Mitochondrial molecular clocks and the origin of the major Otocephalan clades (Pisces: Teleostei): A new insight.

Gene

Laboratory of Fish Phylogenetics and Biogeography, Institute of Hydrobiology, Chinese Academy of Sciences, 7# Donghu South Road, Wuhan 430072, China.

Published: March 2006

The Otocephala, a clade including ostariophysan and clupeomorph teleosts, represents about a quarter of total fish species diversity, with about 1000 genera and more than 7000 species. A series of recent papers have defended that the origin of this clade and of its major groups may be significantly older than the oldest fossils of each of these groups suggest. Some of these recent papers explicitly defend a Pangean origin for some otocephalan groups such as the Siluriformes or Cypriniformes.
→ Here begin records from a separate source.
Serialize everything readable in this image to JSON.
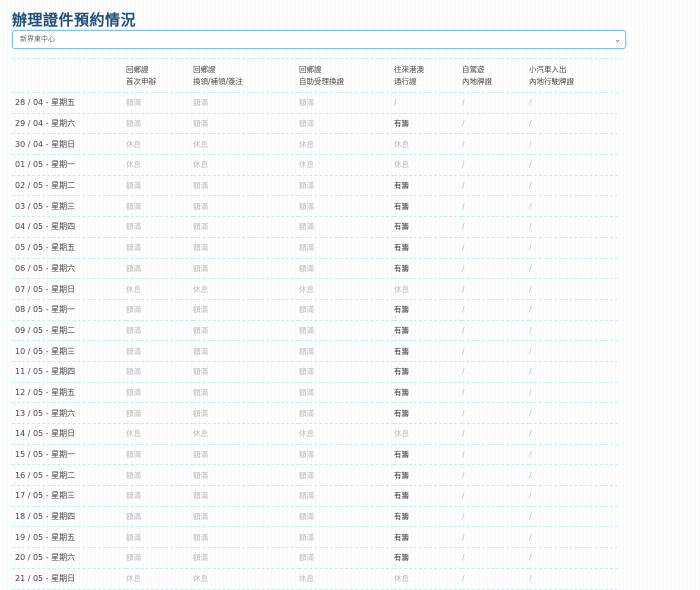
{
  "title": "辦理證件預約情況",
  "office_select": {
    "value": "新界東中心",
    "icon": "chevron-down-icon"
  },
  "columns": [
    {
      "line1": "",
      "line2": ""
    },
    {
      "line1": "回鄉證",
      "line2": "首次申辦"
    },
    {
      "line1": "回鄉證",
      "line2": "換領/補領/簽注"
    },
    {
      "line1": "回鄉證",
      "line2": "自助受理換證"
    },
    {
      "line1": "往來港澳",
      "line2": "通行證"
    },
    {
      "line1": "自駕遊",
      "line2": "內地牌證"
    },
    {
      "line1": "小汽車入出",
      "line2": "內地行駛牌證"
    }
  ],
  "rows": [
    [
      "28 / 04 - 星期五",
      "額滿",
      "額滿",
      "額滿",
      "/",
      "/",
      "/"
    ],
    [
      "29 / 04 - 星期六",
      "額滿",
      "額滿",
      "額滿",
      "有籌",
      "/",
      "/"
    ],
    [
      "30 / 04 - 星期日",
      "休息",
      "休息",
      "休息",
      "休息",
      "/",
      "/"
    ],
    [
      "01 / 05 - 星期一",
      "休息",
      "休息",
      "休息",
      "休息",
      "/",
      "/"
    ],
    [
      "02 / 05 - 星期二",
      "額滿",
      "額滿",
      "額滿",
      "有籌",
      "/",
      "/"
    ],
    [
      "03 / 05 - 星期三",
      "額滿",
      "額滿",
      "額滿",
      "有籌",
      "/",
      "/"
    ],
    [
      "04 / 05 - 星期四",
      "額滿",
      "額滿",
      "額滿",
      "有籌",
      "/",
      "/"
    ],
    [
      "05 / 05 - 星期五",
      "額滿",
      "額滿",
      "額滿",
      "有籌",
      "/",
      "/"
    ],
    [
      "06 / 05 - 星期六",
      "額滿",
      "額滿",
      "額滿",
      "有籌",
      "/",
      "/"
    ],
    [
      "07 / 05 - 星期日",
      "休息",
      "休息",
      "休息",
      "休息",
      "/",
      "/"
    ],
    [
      "08 / 05 - 星期一",
      "額滿",
      "額滿",
      "額滿",
      "有籌",
      "/",
      "/"
    ],
    [
      "09 / 05 - 星期二",
      "額滿",
      "額滿",
      "額滿",
      "有籌",
      "/",
      "/"
    ],
    [
      "10 / 05 - 星期三",
      "額滿",
      "額滿",
      "額滿",
      "有籌",
      "/",
      "/"
    ],
    [
      "11 / 05 - 星期四",
      "額滿",
      "額滿",
      "額滿",
      "有籌",
      "/",
      "/"
    ],
    [
      "12 / 05 - 星期五",
      "額滿",
      "額滿",
      "額滿",
      "有籌",
      "/",
      "/"
    ],
    [
      "13 / 05 - 星期六",
      "額滿",
      "額滿",
      "額滿",
      "有籌",
      "/",
      "/"
    ],
    [
      "14 / 05 - 星期日",
      "休息",
      "休息",
      "休息",
      "休息",
      "/",
      "/"
    ],
    [
      "15 / 05 - 星期一",
      "額滿",
      "額滿",
      "額滿",
      "有籌",
      "/",
      "/"
    ],
    [
      "16 / 05 - 星期二",
      "額滿",
      "額滿",
      "額滿",
      "有籌",
      "/",
      "/"
    ],
    [
      "17 / 05 - 星期三",
      "額滿",
      "額滿",
      "額滿",
      "有籌",
      "/",
      "/"
    ],
    [
      "18 / 05 - 星期四",
      "額滿",
      "額滿",
      "額滿",
      "有籌",
      "/",
      "/"
    ],
    [
      "19 / 05 - 星期五",
      "額滿",
      "額滿",
      "額滿",
      "有籌",
      "/",
      "/"
    ],
    [
      "20 / 05 - 星期六",
      "額滿",
      "額滿",
      "額滿",
      "有籌",
      "/",
      "/"
    ],
    [
      "21 / 05 - 星期日",
      "休息",
      "休息",
      "休息",
      "休息",
      "/",
      "/"
    ]
  ]
}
To know whether or not the otocephalans as a whole, and particularly the mainly freshwater, cosmopolitan otophysans could have originated before the splitting of the Pangean supercontinent is of extreme importance, since otophysan fishes are among the most useful animal groups for the determination of historical continental relationships. In the present work we examined divergence times for each major otocephalan group by an analysis of complete mtDNA sequences, in order to investigate if these divergence times support the hypotheses advanced in recent studies. The complete mtDNA sequences of nine representative non-otocephalan fish species and of twenty-one representative otocephalan species was compared. The present study is thus, among the studies dealing with molecular divergence times of teleosts, the one in which a greater number of otocephalan species are included. The divergence times obtained support that the major otocephalan groups had a much older origin than the oldest fossil records available for these groups suggest. The origin of the Otocephala is estimated as having occurred about 282 Mya, with the origin of the Otophysi being estimated at about 251 Mya.